Commenting further on way forward during the year 2013, Mamaduwa emphasized that "We believe diversification is a permanent and sustainable solution to reduce operational risks while opening up avenues of future growth. Therefore, we are in the process of changing our business model by rebalancing our business operations while long term housing finance will remain our core business. We are expanding the Bank’s short term asset base through new products and services which will promote greater operational flexibility while helping to spread the operational risk."

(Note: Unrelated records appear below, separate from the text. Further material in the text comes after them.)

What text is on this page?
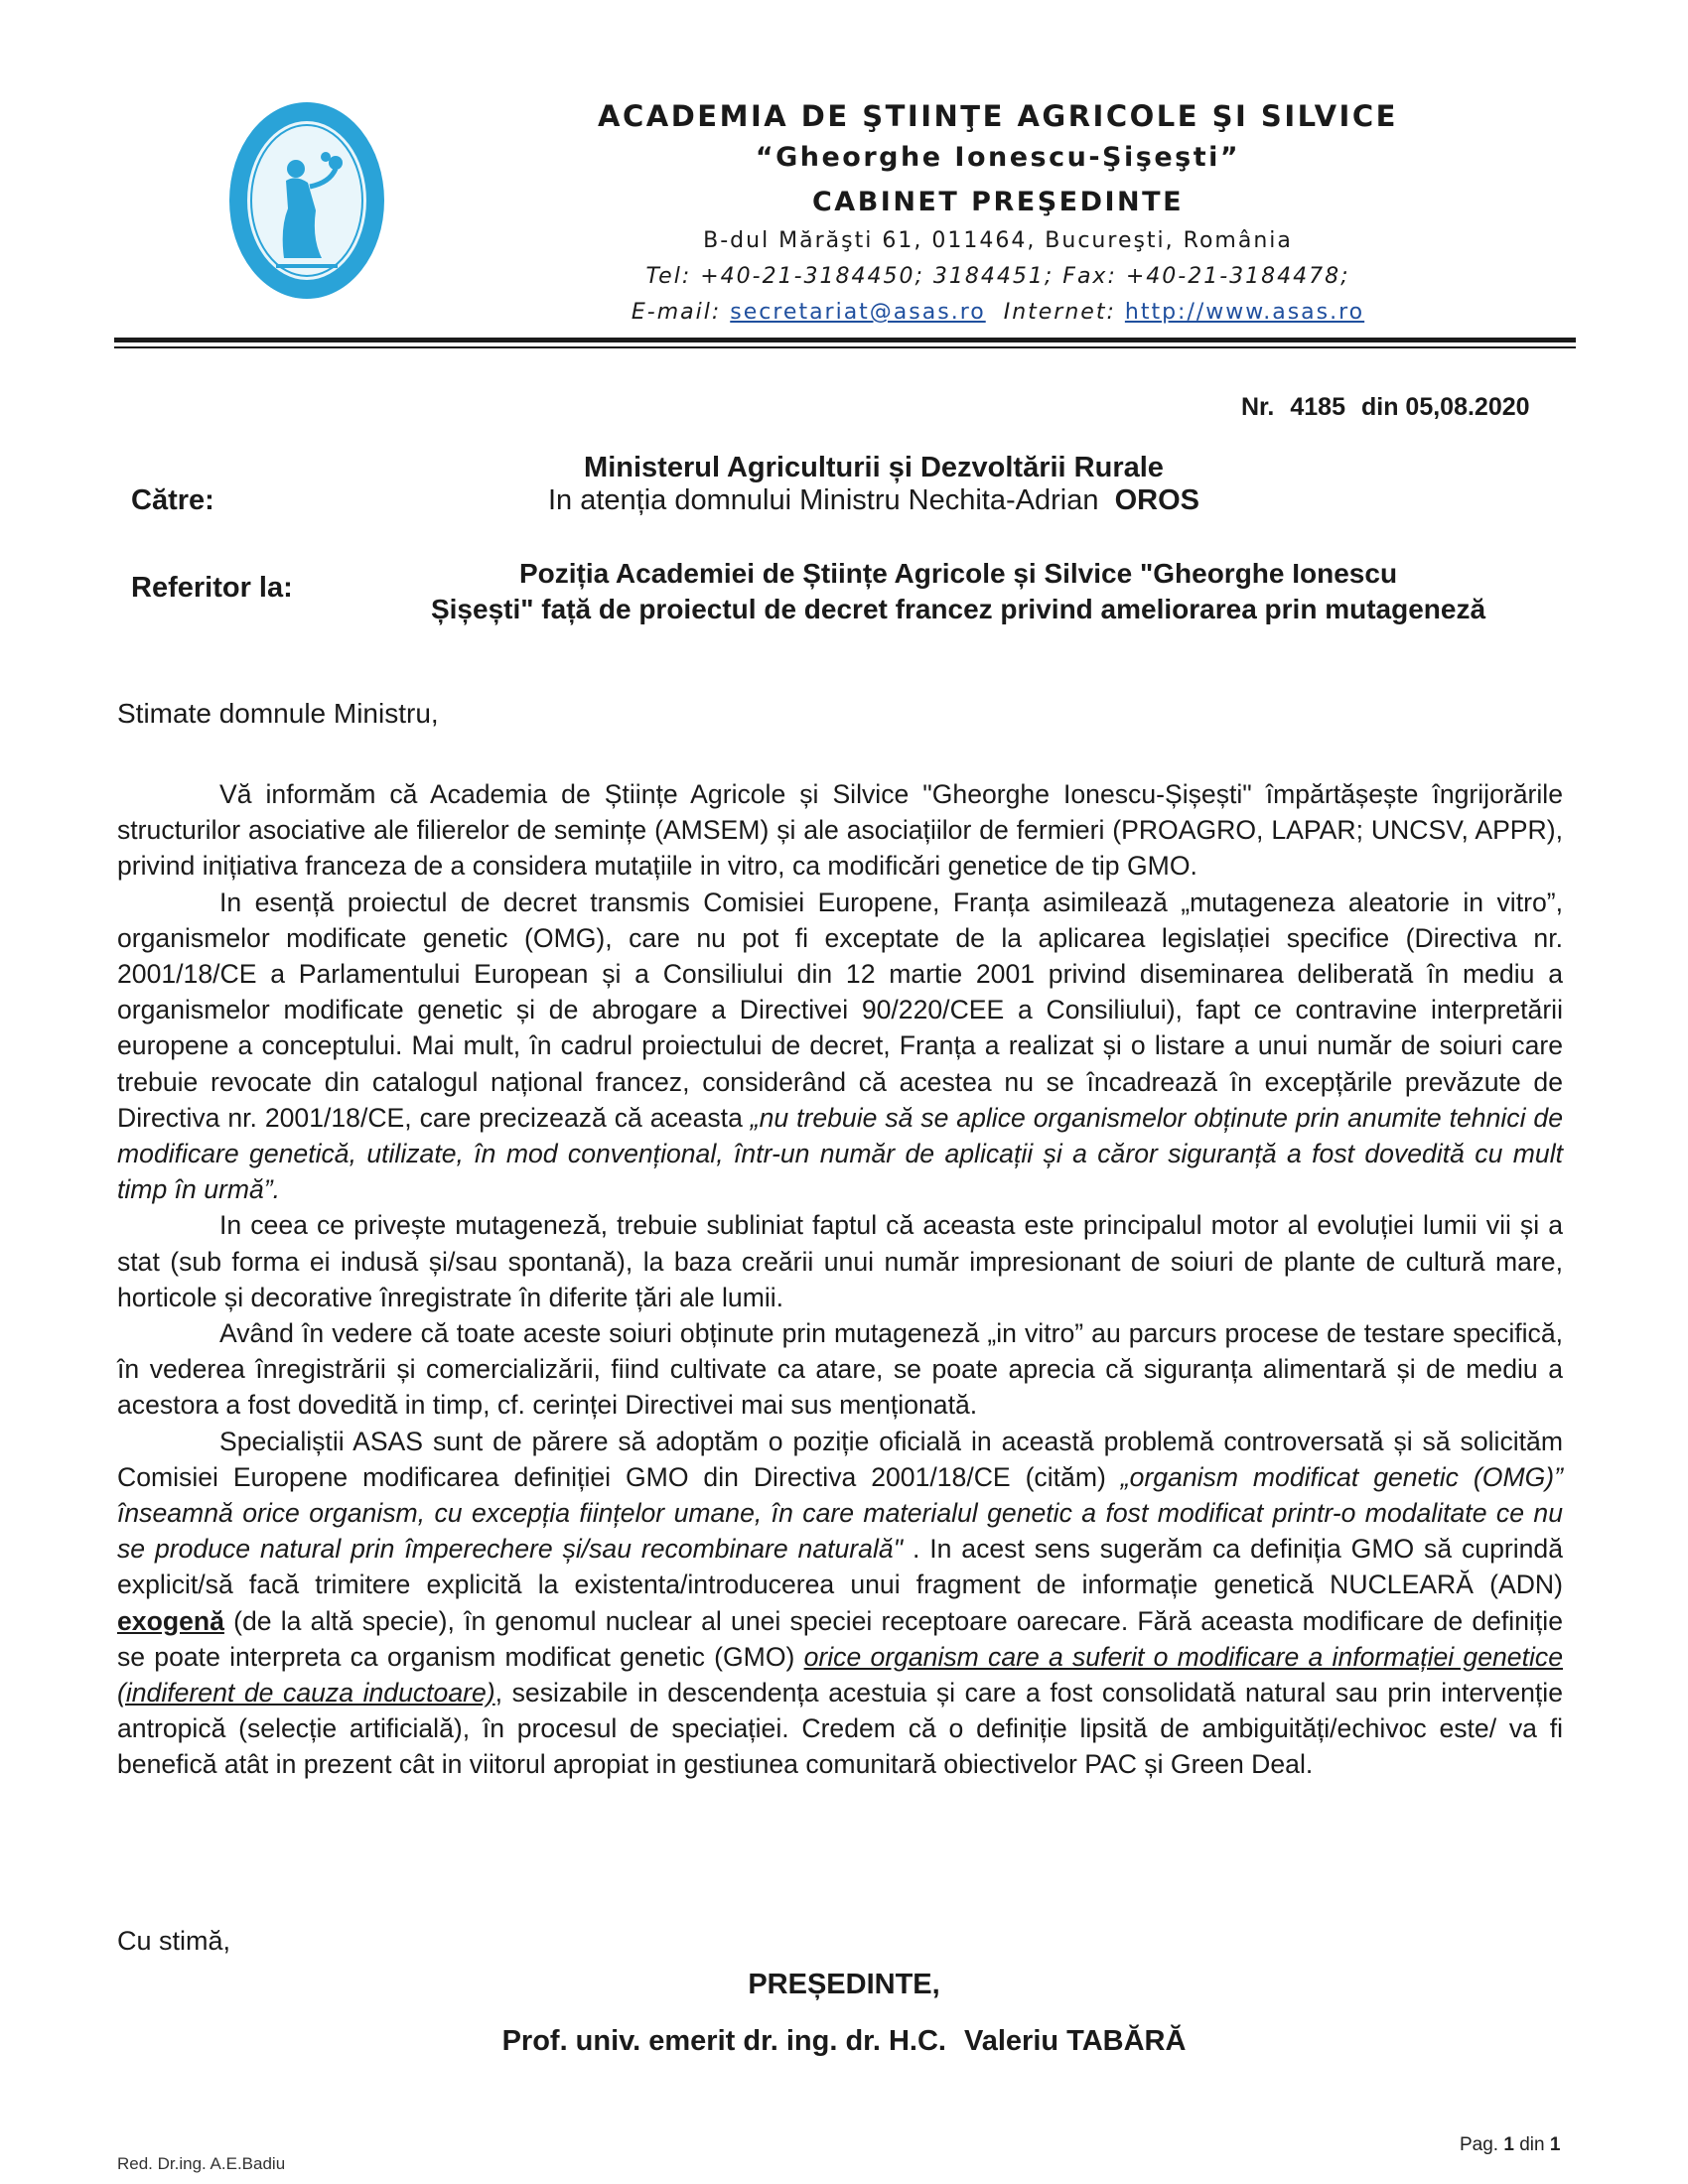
ACADEMIA DE ŞTIINŢE AGRICOLE ŞI SILVICE
“Gheorghe Ionescu-Şişeşti”
CABINET PREŞEDINTE
B-dul Mărăşti 61, 011464, Bucureşti, România
Tel: +40-21-3184450; 3184451; Fax: +40-21-3184478;
E-mail: secretariat@asas.ro Internet: http://www.asas.ro
Nr. 4185 din 05,08.2020
Către:
Ministerul Agriculturii și Dezvoltării Rurale
In atenția domnului Ministru Nechita-Adrian OROS
Referitor la:	Poziția Academiei de Științe Agricole și Silvice "Gheorghe Ionescu
Șișești" față de proiectul de decret francez privind ameliorarea prin mutageneză
Stimate domnule Ministru,

Vă informăm că Academia de Științe Agricole și Silvice "Gheorghe Ionescu-Șișești" împărtășește îngrijorările structurilor asociative ale filierelor de semințe (AMSEM) și ale asociațiilor de fermieri (PROAGRO, LAPAR; UNCSV, APPR), privind inițiativa franceza de a considera mutațiile in vitro, ca modificări genetice de tip GMO.

In esență proiectul de decret transmis Comisiei Europene, Franța asimilează „mutageneza aleatorie in vitro”, organismelor modificate genetic (OMG), care nu pot fi exceptate de la aplicarea legislației specifice (Directiva nr. 2001/18/CE a Parlamentului European și a Consiliului din 12 martie 2001 privind diseminarea deliberată în mediu a organismelor modificate genetic și de abrogare a Directivei 90/220/CEE a Consiliului), fapt ce contravine interpretării europene a conceptului. Mai mult, în cadrul proiectului de decret, Franța a realizat și o listare a unui număr de soiuri care trebuie revocate din catalogul național francez, considerând că acestea nu se încadrează în excepțările prevăzute de Directiva nr. 2001/18/CE, care precizează că aceasta „nu trebuie să se aplice organismelor obținute prin anumite tehnici de modificare genetică, utilizate, în mod convențional, într-un număr de aplicații și a căror siguranță a fost dovedită cu mult timp în urmă”.

In ceea ce privește mutageneză, trebuie subliniat faptul că aceasta este principalul motor al evoluției lumii vii și a stat (sub forma ei indusă și/sau spontană), la baza creării unui număr impresionant de soiuri de plante de cultură mare, horticole și decorative înregistrate în diferite țări ale lumii.

Având în vedere că toate aceste soiuri obținute prin mutageneză „in vitro” au parcurs procese de testare specifică, în vederea înregistrării și comercializării, fiind cultivate ca atare, se poate aprecia că siguranța alimentară și de mediu a acestora a fost dovedită in timp, cf. cerinței Directivei mai sus menționată.

Specialiștii ASAS sunt de părere să adoptăm o poziție oficială in această problemă controversată și să solicităm Comisiei Europene modificarea definiției GMO din Directiva 2001/18/CE (cităm) „organism modificat genetic (OMG)” înseamnă orice organism, cu excepția ființelor umane, în care materialul genetic a fost modificat printr-o modalitate ce nu se produce natural prin împerechere și/sau recombinare naturală" . In acest sens sugerăm ca definiția GMO să cuprindă explicit/să facă trimitere explicită la existenta/introducerea unui fragment de informație genetică NUCLEARĂ (ADN) exogenă (de la altă specie), în genomul nuclear al unei speciei receptoare oarecare. Fără aceasta modificare de definiție se poate interpreta ca organism modificat genetic (GMO) orice organism care a suferit o modificare a informației genetice (indiferent de cauza inductoare), sesizabile in descendența acestuia și care a fost consolidată natural sau prin intervenție antropică (selecție artificială), în procesul de speciației. Credem că o definiție lipsită de ambiguități/echivoc este/ va fi benefică atât in prezent cât in viitorul apropiat in gestiunea comunitară obiectivelor PAC și Green Deal.

Cu stimă,
PREȘEDINTE,
Prof. univ. emerit dr. ing. dr. H.C. Valeriu TABĂRĂ
Red. Dr.ing. A.E.Badiu
Pag. 1 din 1
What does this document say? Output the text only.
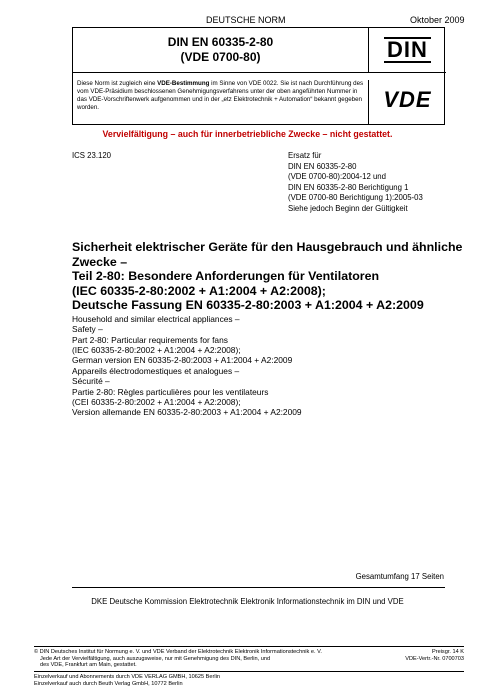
DEUTSCHE NORM	Oktober 2009
DIN EN 60335-2-80
(VDE 0700-80)	DIN
Diese Norm ist zugleich eine VDE-Bestimmung im Sinne von VDE 0022. Sie ist nach Durchführung des vom VDE-Präsidium beschlossenen Genehmigungsverfahrens unter der oben angeführten Nummer in das VDE-Vorschriftenwerk aufgenommen und in der „etz Elektrotechnik + Automation“ bekannt gegeben worden.	VDE
Vervielfältigung – auch für innerbetriebliche Zwecke – nicht gestattet.
ICS 23.120	Ersatz für
DIN EN 60335-2-80
(VDE 0700-80):2004-12 und
DIN EN 60335-2-80 Berichtigung 1
(VDE 0700-80 Berichtigung 1):2005-03
Siehe jedoch Beginn der Gültigkeit
Sicherheit elektrischer Geräte für den Hausgebrauch und ähnliche
Zwecke –
Teil 2-80: Besondere Anforderungen für Ventilatoren
(IEC 60335-2-80:2002 + A1:2004 + A2:2008);
Deutsche Fassung EN 60335-2-80:2003 + A1:2004 + A2:2009
Household and similar electrical appliances –
Safety –
Part 2-80: Particular requirements for fans
(IEC 60335-2-80:2002 + A1:2004 + A2:2008);
German version EN 60335-2-80:2003 + A1:2004 + A2:2009
Appareils électrodomestiques et analogues –
Sécurité –
Partie 2-80: Règles particulières pour les ventilateurs
(CEI 60335-2-80:2002 + A1:2004 + A2:2008);
Version allemande EN 60335-2-80:2003 + A1:2004 + A2:2009
Gesamtumfang 17 Seiten
DKE Deutsche Kommission Elektrotechnik Elektronik Informationstechnik im DIN und VDE
© DIN Deutsches Institut für Normung e. V. und VDE Verband der Elektrotechnik Elektronik Informationstechnik e. V.
Jede Art der Vervielfältigung, auch auszugsweise, nur mit Genehmigung des DIN, Berlin, und
des VDE, Frankfurt am Main, gestattet.
Preisgr. 14 K
VDE-Vertr.-Nr. 0700703
Einzelverkauf und Abonnements durch VDE VERLAG GMBH, 10625 Berlin
Einzelverkauf auch durch Beuth Verlag GmbH, 10772 Berlin
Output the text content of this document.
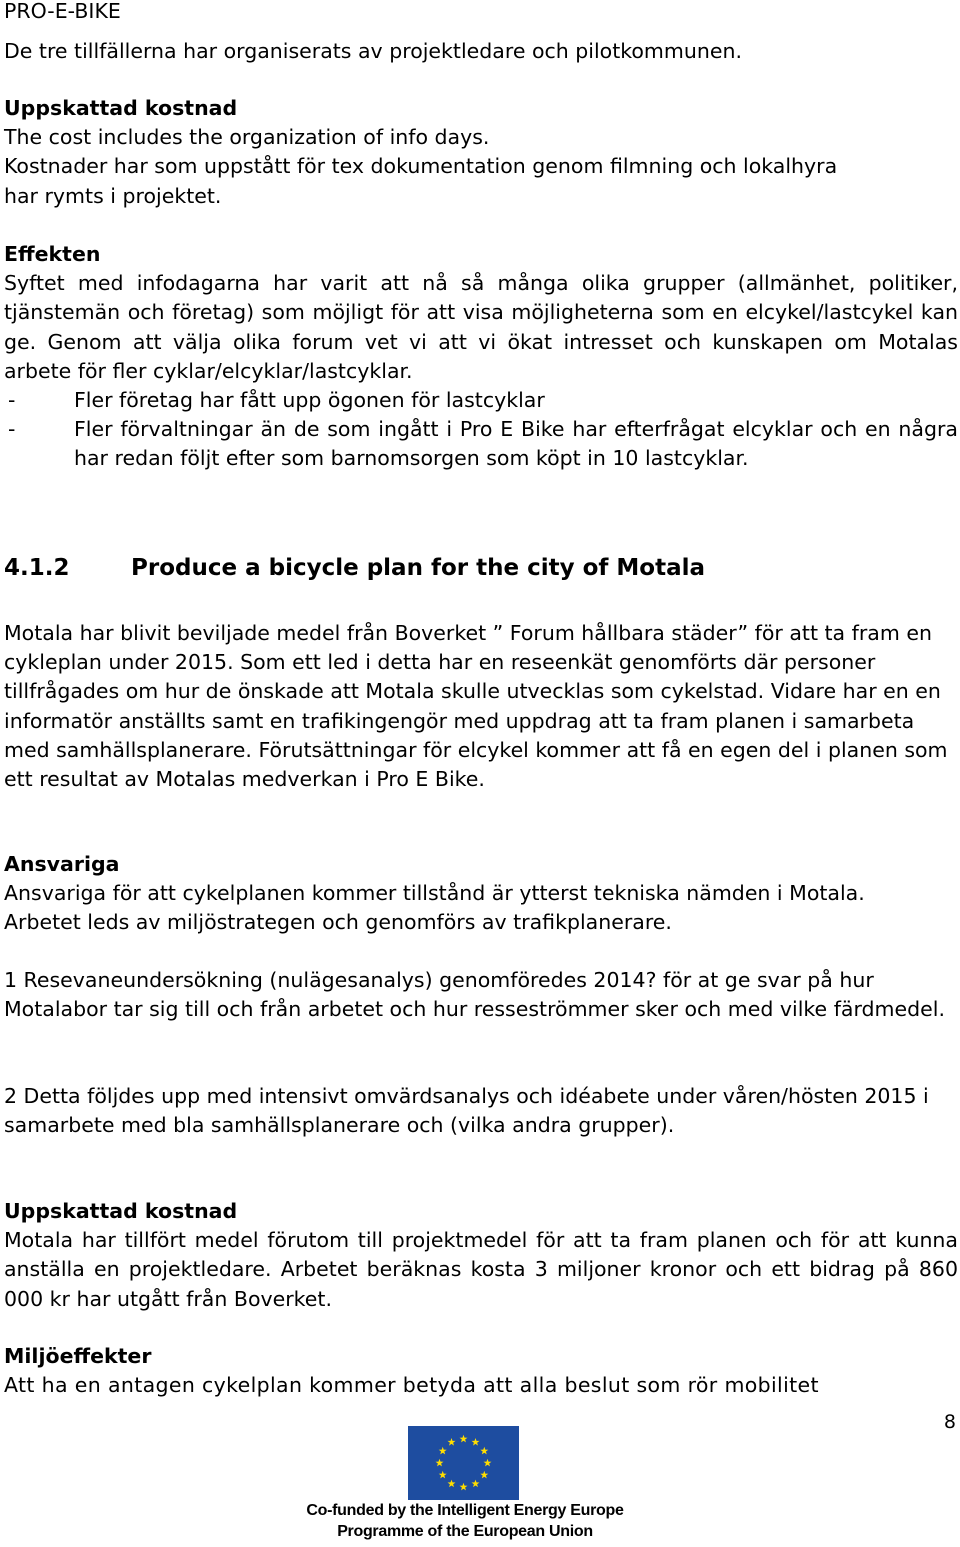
PRO-E-BIKE

De tre tillfällerna har organiserats av projektledare och pilotkommunen.

Uppskattad kostnad
The cost includes the organization of info days.
Kostnader har som uppstått för tex dokumentation genom filmning och lokalhyra har rymts i projektet.
Effekten
Syftet med infodagarna har varit att nå så många olika grupper (allmänhet, politiker, tjänstemän och företag) som möjligt för att visa möjligheterna som en elcykel/lastcykel kan ge. Genom att välja olika forum vet vi att vi ökat intresset och kunskapen om Motalas arbete för fler cyklar/elcyklar/lastcyklar.
-	Fler företag har fått upp ögonen för lastcyklar
-	Fler förvaltningar än de som ingått i Pro E Bike har efterfrågat elcyklar och en några har redan följt efter som barnomsorgen som köpt in 10 lastcyklar.
4.1.2	Produce a bicycle plan for the city of Motala

Motala har blivit beviljade medel från Boverket ” Forum hållbara städer” för att ta fram en cykleplan under 2015. Som ett led i detta har en reseenkät genomförts där personer tillfrågades om hur de önskade att Motala skulle utvecklas som cykelstad. Vidare har en en informatör anställts samt en trafikingengör med uppdrag att ta fram planen i samarbeta med samhällsplanerare. Förutsättningar för elcykel kommer att få en egen del i planen som ett resultat av Motalas medverkan i Pro E Bike.

Ansvariga
Ansvariga för att cykelplanen kommer tillstånd är ytterst tekniska nämden i Motala. Arbetet leds av miljöstrategen och genomförs av trafikplanerare.

1 Resevaneundersökning (nulägesanalys) genomföredes 2014? för at ge svar på hur Motalabor tar sig till och från arbetet och hur resseströmmer sker och med vilke färdmedel.

2 Detta följdes upp med intensivt omvärdsanalys och idéabete under våren/hösten 2015 i samarbete med bla samhällsplanerare och (vilka andra grupper).

Uppskattad kostnad
Motala har tillfört medel förutom till projektmedel för att ta fram planen och för att kunna anställa en projektledare. Arbetet beräknas kosta 3 miljoner kronor och ett bidrag på 860 000 kr har utgått från Boverket.
Miljöeffekter
Att ha en antagen cykelplan kommer betyda att alla beslut som rör mobilitet
8
Co-funded by the Intelligent Energy Europe
Programme of the European Union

With the amendment of the HDFC Act in 2011, HDFC is also able to diversify business operations. Under our new broader operations mandate, the Bank plan to enter the Country’s leasing, Micro Finance, SME and Agriculture Markets. For this purpose, the Bank has already initiated a funding scheme with the Central Bank of Sri Lanka and the Bank hope to negotiate more such funding arrangements with specialized agencies. Through the Central Bank’s refinance scheme, HDFC is now ready to gain a foothold in Micro Finance, SME lending and Agricultural Financing.
During the year 2013, the Bank will also continue to promote the highly successful gold loans scheme. Expansion of the Bank’s savings base will continue to remain a priority for the Bank, for the purpose of mobilizing an ongoing stream or low cost funding. The Bank will continue to consolidate the operations in 2013 by improving the systems, processes and skill base to deal with future growth opportunities and to compete successfully in an increasingly competitive market. As part of this process, the Bank has already strengthened the Regional Management structure by giving greater decision making autonomy to Regional Managers.
HDFC Bank was one of the first Banks that published quarterly statements in line with IFRS Standards and the Bank’s final accounts for 2012 have been prepared in compliance with IFRS Standards.
The NPL Ratio saw an improvement at 20.52% as against 22.21% in 2011, due to the implementation of more stringent credit evaluation processes coupled with a strong emphasis on recoveries. However it is noteworthy to mention that this includes NPL Loans backed by EPF Balances which are guaranteed by the Central Bank of Sri Lanka (CBSL). The ratio excluding EPF category stands at 7.8% as at 31.12.2012 as against 11.37% in 2011.
Improving Technology remains a priority during the year to capitalize on efficiency and productivity gains that can be facilitated through the creative use of IT and other Technologies. The Bank is in the process of introducing a new Core Banking Solutions to meet the future requirements.
HDFC Bank’s transparency in communications is gaining recognition. HDFC Bank won the ACCA Sustainability Reporting Award for the 3rd consecutive year in the small scale category for the Bank’s 2011 Annual Report. This was HDFC’s first integrated report in line with international integrated reporting standards and was also a first for the local banking industry.